If you look at the Moon with your eye, the part of the Moon which looks like the upper edge to you will actually have a higher angle above the horizon than the part that looks like the lower edge to you. You will be seeing the Moon upside up.
And possibly someone in the southern hemisphere looking at the Moon will think that your lower edge is higher than your upper edge, and your lower edge will actually be farther above his horizon than your upper edge will be above his horizon. And so he will be seeing the Moon upside up from his position, even though what he sees is upside down from your position.
If you look at the Moon with the naked eye, you will see the Moon in a position which is upside up from your vantage point.

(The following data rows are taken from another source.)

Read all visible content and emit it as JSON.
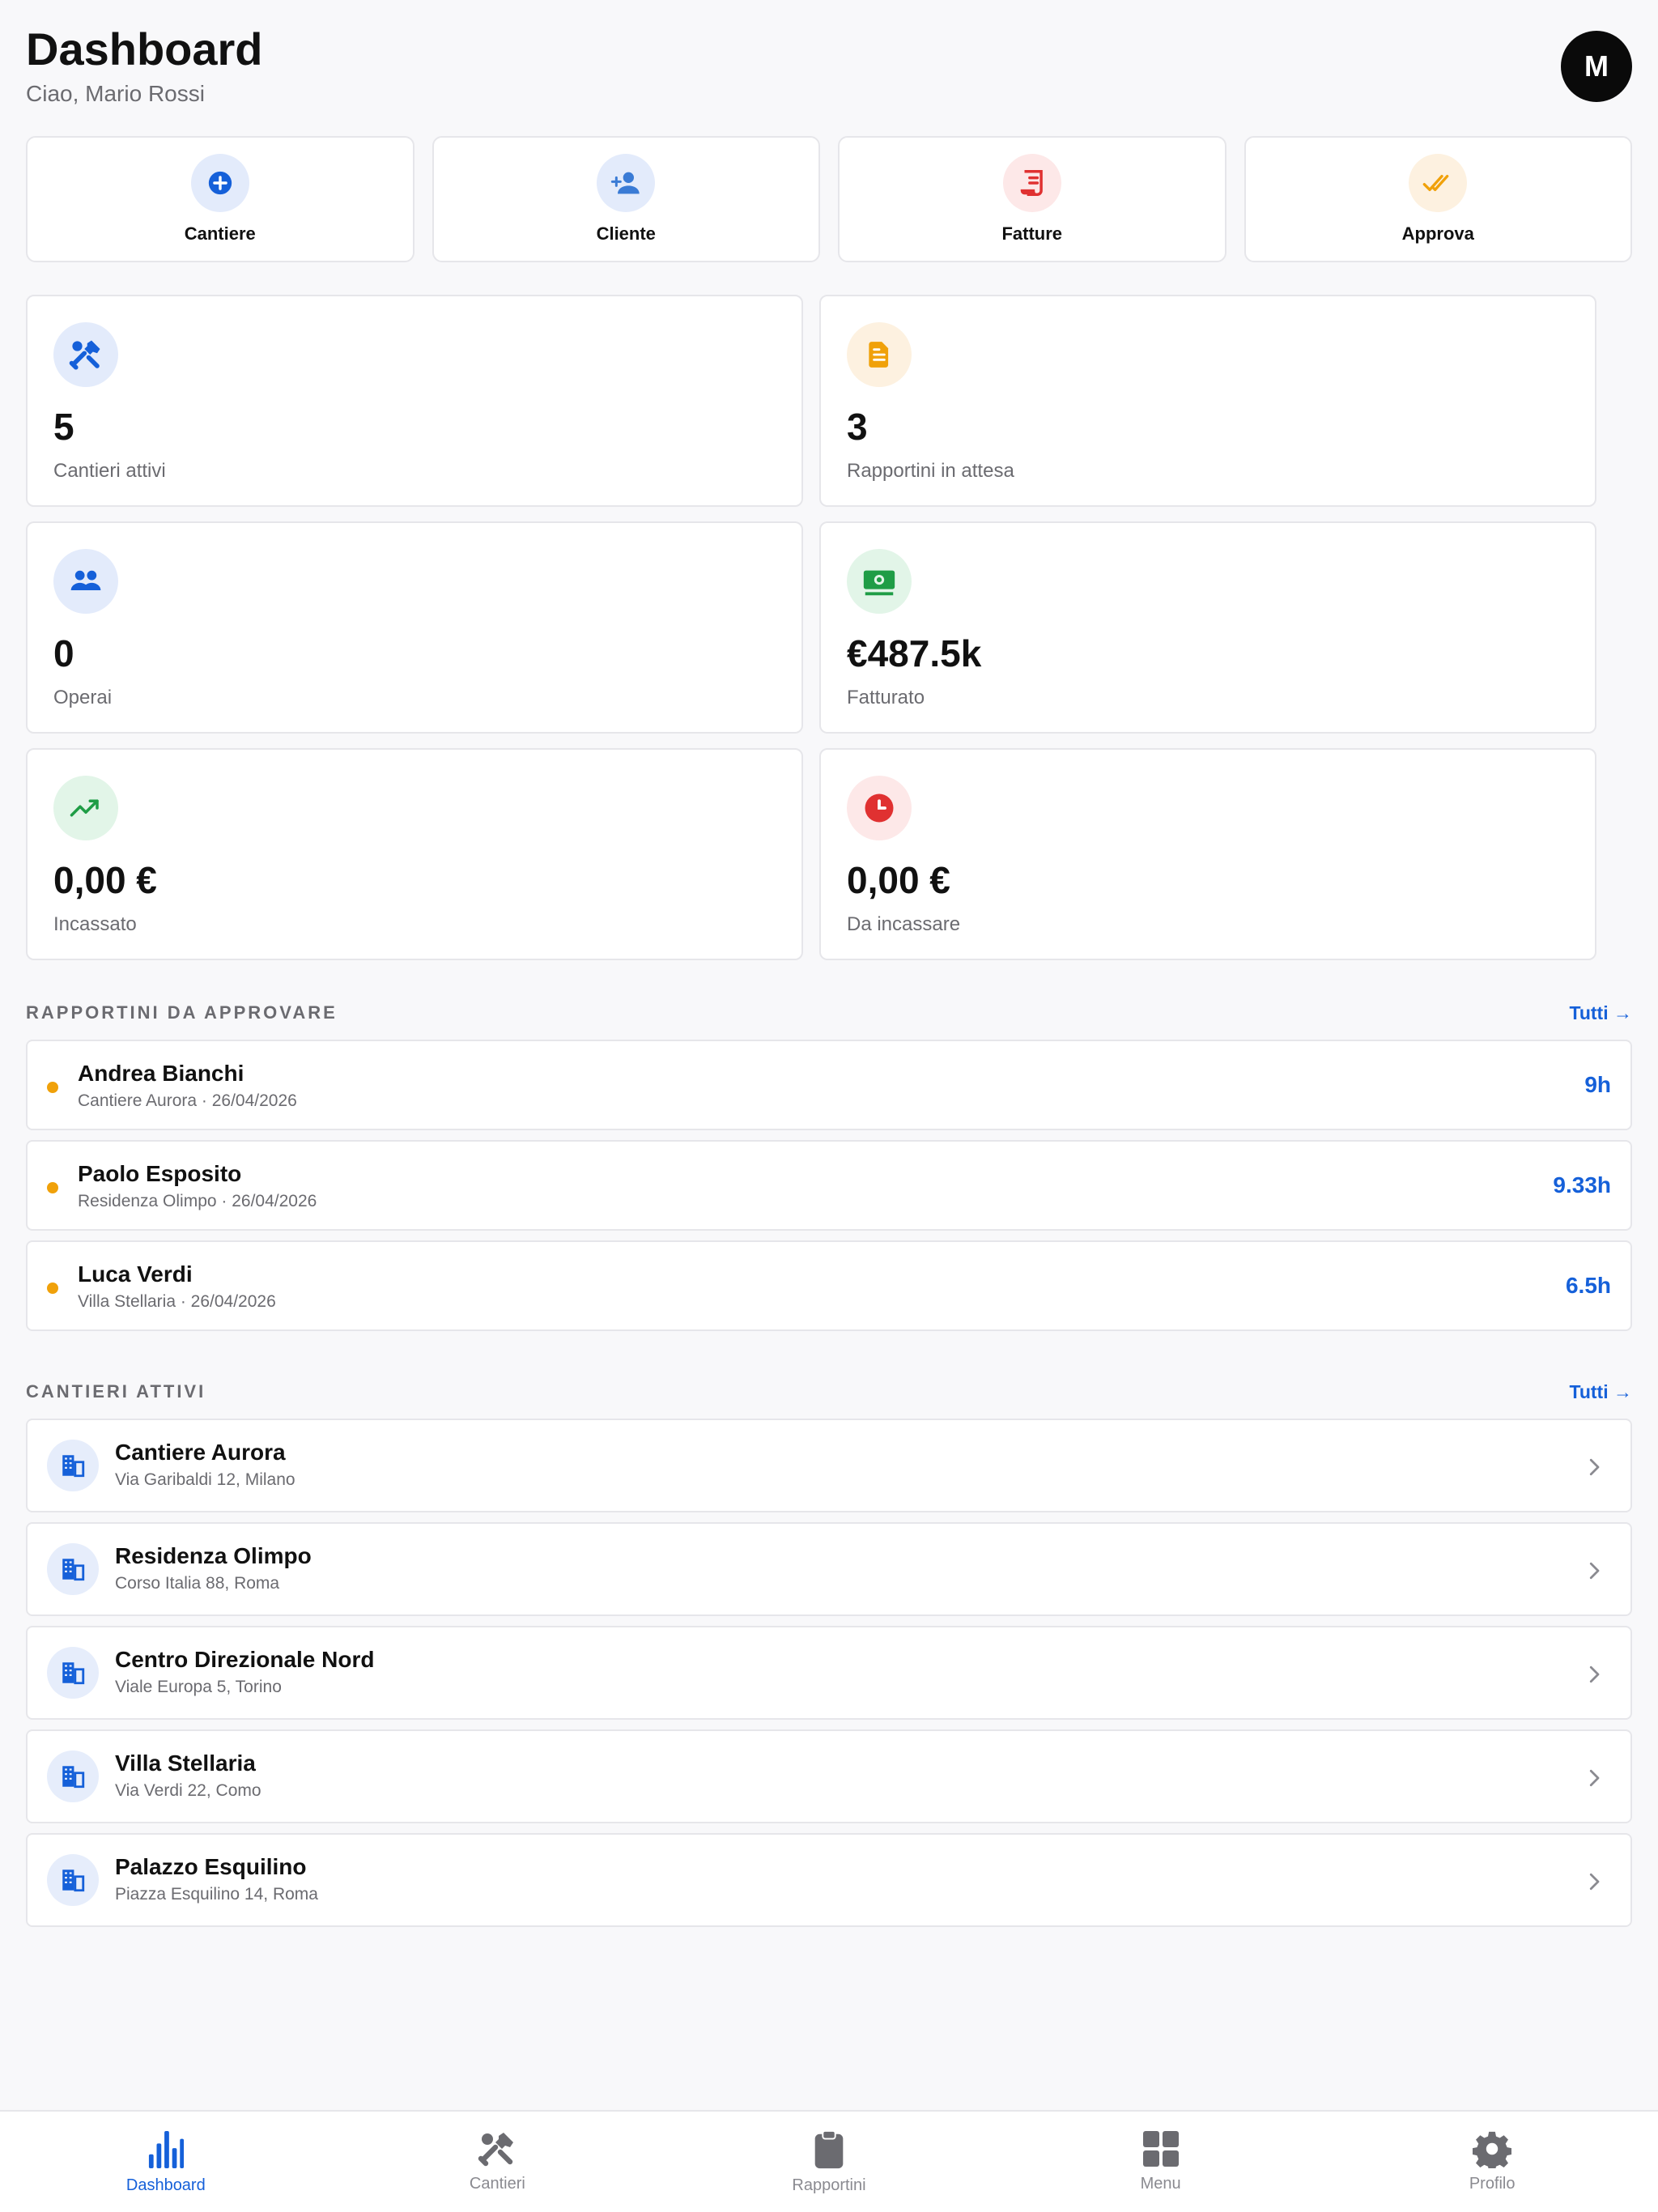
{
  "header": {
    "title": "Dashboard",
    "subtitle": "Ciao, Mario Rossi",
    "avatar_initial": "M"
  },
  "quick_actions": [
    {
      "label": "Cantiere",
      "icon": "plus-circle-icon",
      "bg": "#e3ebfb",
      "color": "#1560d9"
    },
    {
      "label": "Cliente",
      "icon": "add-user-icon",
      "bg": "#e3ebfb",
      "color": "#3a7bd5"
    },
    {
      "label": "Fatture",
      "icon": "invoice-icon",
      "bg": "#fde8e8",
      "color": "#e03131"
    },
    {
      "label": "Approva",
      "icon": "double-check-icon",
      "bg": "#fdf1e0",
      "color": "#f0a10a"
    }
  ],
  "stats": [
    {
      "value": "5",
      "label": "Cantieri attivi",
      "icon": "tools-icon",
      "bg": "#e3ebfb",
      "color": "#1560d9"
    },
    {
      "value": "3",
      "label": "Rapportini in attesa",
      "icon": "document-icon",
      "bg": "#fdf1e0",
      "color": "#f0a10a"
    },
    {
      "value": "0",
      "label": "Operai",
      "icon": "people-icon",
      "bg": "#e3ebfb",
      "color": "#1560d9"
    },
    {
      "value": "€487.5k",
      "label": "Fatturato",
      "icon": "money-icon",
      "bg": "#e2f5e8",
      "color": "#1f9d46"
    },
    {
      "value": "0,00 €",
      "label": "Incassato",
      "icon": "trend-up-icon",
      "bg": "#e2f5e8",
      "color": "#1f9d46"
    },
    {
      "value": "0,00 €",
      "label": "Da incassare",
      "icon": "clock-icon",
      "bg": "#fde8e8",
      "color": "#e03131"
    }
  ],
  "rapportini": {
    "title": "RAPPORTINI DA APPROVARE",
    "link": "Tutti →",
    "items": [
      {
        "name": "Andrea Bianchi",
        "sub": "Cantiere Aurora · 26/04/2026",
        "hours": "9h"
      },
      {
        "name": "Paolo Esposito",
        "sub": "Residenza Olimpo · 26/04/2026",
        "hours": "9.33h"
      },
      {
        "name": "Luca Verdi",
        "sub": "Villa Stellaria · 26/04/2026",
        "hours": "6.5h"
      }
    ]
  },
  "cantieri": {
    "title": "CANTIERI ATTIVI",
    "link": "Tutti →",
    "items": [
      {
        "name": "Cantiere Aurora",
        "address": "Via Garibaldi 12, Milano"
      },
      {
        "name": "Residenza Olimpo",
        "address": "Corso Italia 88, Roma"
      },
      {
        "name": "Centro Direzionale Nord",
        "address": "Viale Europa 5, Torino"
      },
      {
        "name": "Villa Stellaria",
        "address": "Via Verdi 22, Como"
      },
      {
        "name": "Palazzo Esquilino",
        "address": "Piazza Esquilino 14, Roma"
      }
    ]
  },
  "tabbar": [
    {
      "label": "Dashboard",
      "icon": "bar-chart-icon",
      "active": true
    },
    {
      "label": "Cantieri",
      "icon": "tools-icon",
      "active": false
    },
    {
      "label": "Rapportini",
      "icon": "clipboard-icon",
      "active": false
    },
    {
      "label": "Menu",
      "icon": "grid-icon",
      "active": false
    },
    {
      "label": "Profilo",
      "icon": "gear-icon",
      "active": false
    }
  ],
  "colors": {
    "accent": "#1560d9",
    "pending_dot": "#f0a10a",
    "muted_text": "#6b6b70"
  }
}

Lense and mirrors invert images. Telescopes use different combinations of lenses and/or mirrors. So if you look at the Moon though a telescope the specific combination of lenses and/or mirrors in the way the telescope is set up at the moment will determine whether the image seen thorughthe telescope is inverted or right side up.
If you are looking at the Moon though a telescope, you can glance at the Moon with your unaided eye to see if the pattern of light and dark areas is the same as though the telescope. If they are reversed, you will know that the arrangement of lens and/or mirrors in the telescope inverts the image.
And if you become familiar with the geography (selenography) of the Moon, you will be able to recognize the north and south polar regions of the Moon. Then when you look at the Moon through a telescope, or look at a photograph of the Moon taken with a telescopic lens, you will know which pole of the Moon looks "up".